Here's the positive spin.  Accomplishing the simplest things by myself is such a pleasure.  As I write this, my newly installed washer is washing her maiden load.  In about 4 minutes, I'll know if I pressed all the right buttons.  It's a steep learning curve.  But even if I got it all wrong, the machines look great.

 And לאט לאט (slowly, slowly), we are settling in.


rutimizrachi said...


(I'm not sure if I'll ever figure out how to get the exclamation point to come out on the correct side of the word; but the wish is still the same.)

Tehillah said...

Shalom Rivkah!

I love this post, you did a great job painting a picture of what many of us have experienced. :-)


Unknown said...

Your Hebrew will improve with daily life. EVERYBODY from bus drivers to store clerks and kids on playgrounds will cheerfully correct your vocabulary and phrases.

And if you think mere aliya and klita are infantilizing, wait'll you find out about the baffling healthcare and Bituach Leumi (social security) systems! I accompany clients to appointments so we can clear away confusion and make progress with individual needs. I've saved one guy NIS 10,000 overcharged due to clerical errors, prevented an orderly from taking a woman to the wrong medical unit, and translated many a document for Hebrew-challenged tax payers - among other accomplishments.

Yocheved Golani

Penina Tal Ohr said...

May your entire aliyah process be so easy!
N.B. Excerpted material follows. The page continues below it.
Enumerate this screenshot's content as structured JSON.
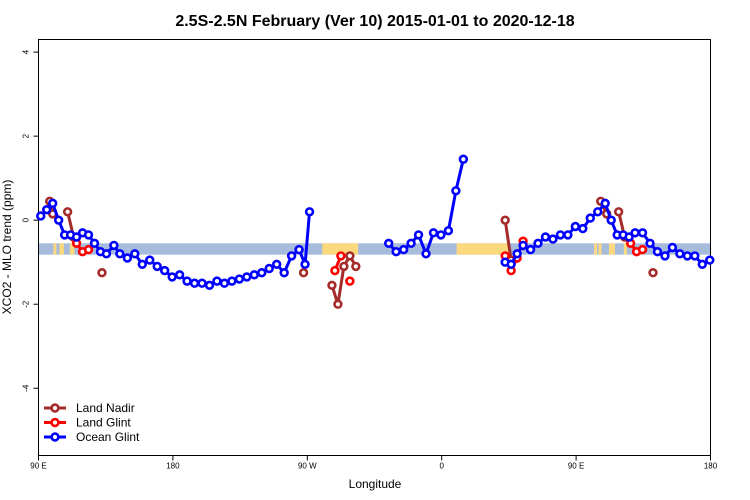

I have been saying for the past three years, "In America I was smart but here, I'm stupid." Know I know how my great grandmother felt. You know, the one with the heavy european accent, whom I thought was dumb because of her low level of English!

Karen said...

Penina, you're so right. I've become much more sensitive to the fact that I always thought that immigrants to the US weren't very intelligent if they didn't speak English well. Of course I understood the language barrier but I didn't realize how daunting -- and infantilizing -- it is until I was on the other side of it. Rivkah, you'll get it. You may never be totally fluent, but you'll manage. And your Israeli grandchildren, iy'H, will always think that you're sweet but not so bright. :)

Barbara R. said...

I have the answer to the translation problem...I always take my 10 year old "grandson" if I know I cannot handle the situation. He is very good at making my point for me, and gracious about helping

Ronda Israel said...

Hi Rivka, mazal tov on your new refrigerator, washer and dryer. May they live a long and productive life!I must add that you are correct. My mantra has always been that when making aliyah if you come thinking that everything you do is a relearning process, as if you were an infant, you will succeed so much better. After all, you will feel invigorated and excited when you do something new and successful. Your enthusiasm will spread. You will look younger and happier because everything is new and thrilling. You open yourself to new possibilities which is a good way to begin your new life. I feel younger here and happier here and I think it is because I feel accomplished and youthful. So if you count my age based on the new beginning of my life since aliyah then I am 10 years old and looking forward to another 110!!See you soon to share more exciting adventures!!! love, The Israel in Israel---

with faith and trust said...

It is thrilling to know that I was there for part of the events of this blog ;-)
And Ronda Israel says it so well also. ...that when we frame this novel experience as youthful learning, it all looks different and exciting and we feel as though we are achieving milestones all the time. That is how I like to look at it. Making aliyah is about so much more than a new language, even on the pragmatic level. And so WONDERFULLY FABULOUS!